The more I travel and talk to people across the country about the problem of obesity and being overweight, the more I am convinced that we have become a sitting culture. We simply don’t need to move anymore, so we don’t. We are flooded with resources and conveniences that have made our lives simple at the cost of keeping us active.
We can now cut the grass on our lawns on a riding lawn mower—or, better yet, can call one of those lawn-care companies to do it for us. We no longer need to change the oil in the car (in many urban areas, you’re not even allowed to do it yourself)—we can just drive into one of those 15-minute oil change places, and they'll do it quicker and more efficiently than we ever could.
We do our banking at a drive-thru, get food and coffee at a drive-thru, get our car washed at a drive-thru, and fill our prescriptions at a drive-thru. In some places, we can even order our groceries online and have them carried inside our home. We've become a drive-thru, convenience-based society.
In this technological age, we spend much of our day on our backsides behind a computer or a desk. Many of us sit for hours in our cars while commuting to work. It's certainly common here in the D.C. metropolitan area where I live. And if that wasn't enough, we sit when we get home.
We spend hours and hours sitting in front of the TV or the computer. We play video games or watch movies instead of playing sports, riding bikes or doing other things outside. What happened to the days of bike races, street games, sandlot baseball, pickup basketball games and many other outdoor adventures?
So, what has all this sitting done to us as a society? Well, as Dr. James Levine of the Mayo Clinic has noted, "Researchers have linked sitting for prolonged periods with a number of health problems and premature death from cardiovascular disease.”

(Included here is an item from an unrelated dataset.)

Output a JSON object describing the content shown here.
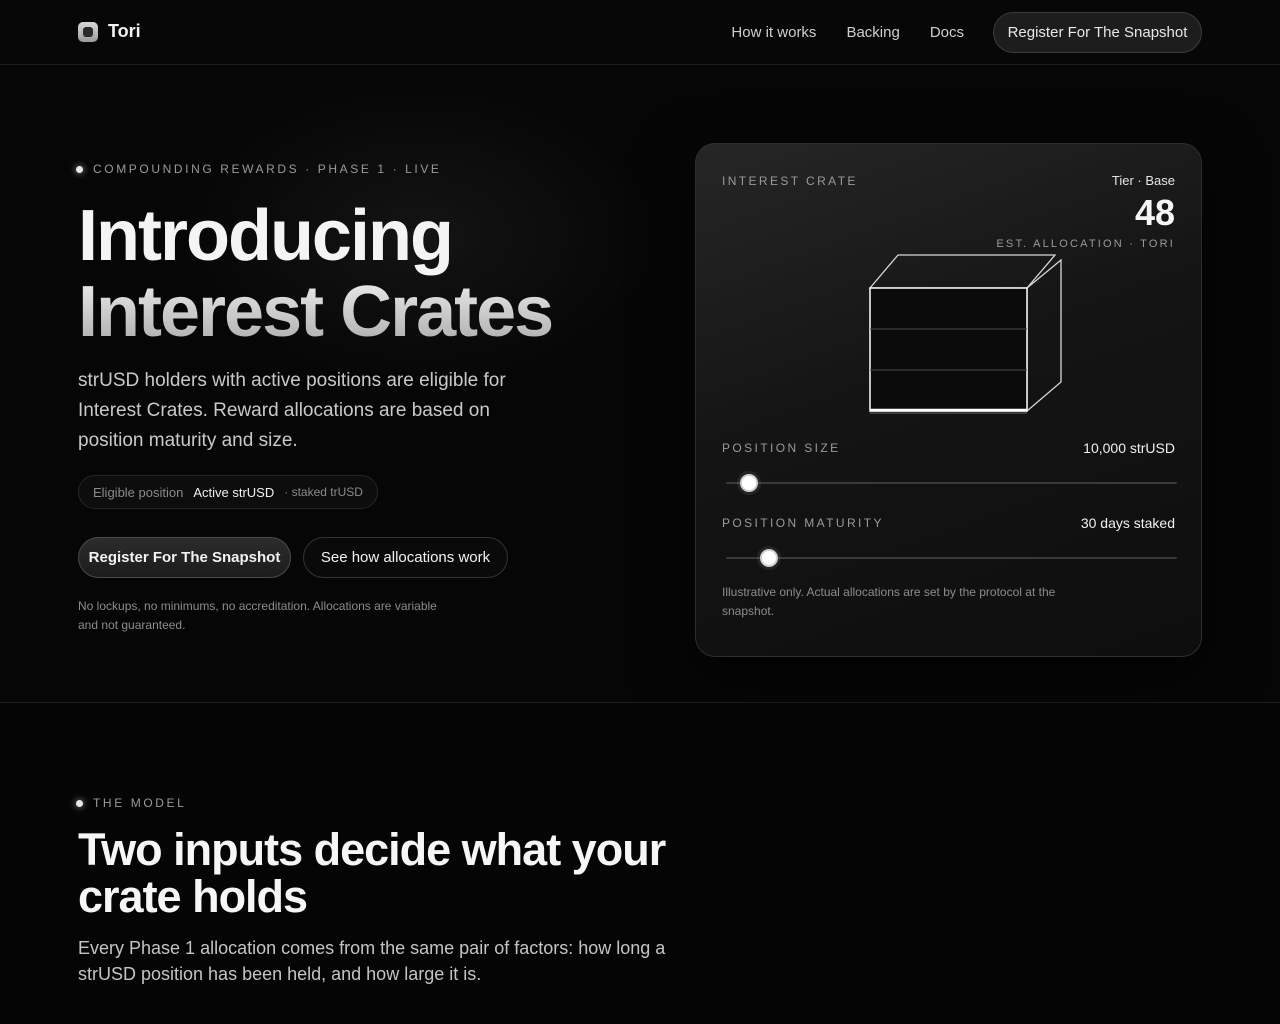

For many of us, “Sitting has become the new smoking," he says.
Just let that sink in for a second—sitting is now being compared to smoking! Who would have thought that while we were making our lives easier and more convenient, we were actually contributing to the downfall of our health?
When I stop and ponder these facts—when I look into the eyes of people who are in bondage to their current physical condition—I am deeply grieved. This is why I decided to do whatever I could to make a difference to bring about positive change to unhealthy and overweight people. This is why I have dedicated my life to helping them get moving and eating healthy.
In my mind, it's a huge challenge and one that can only be accomplished with Jesus' help. Jesus is our coach, and the Bible is our guide and playbook.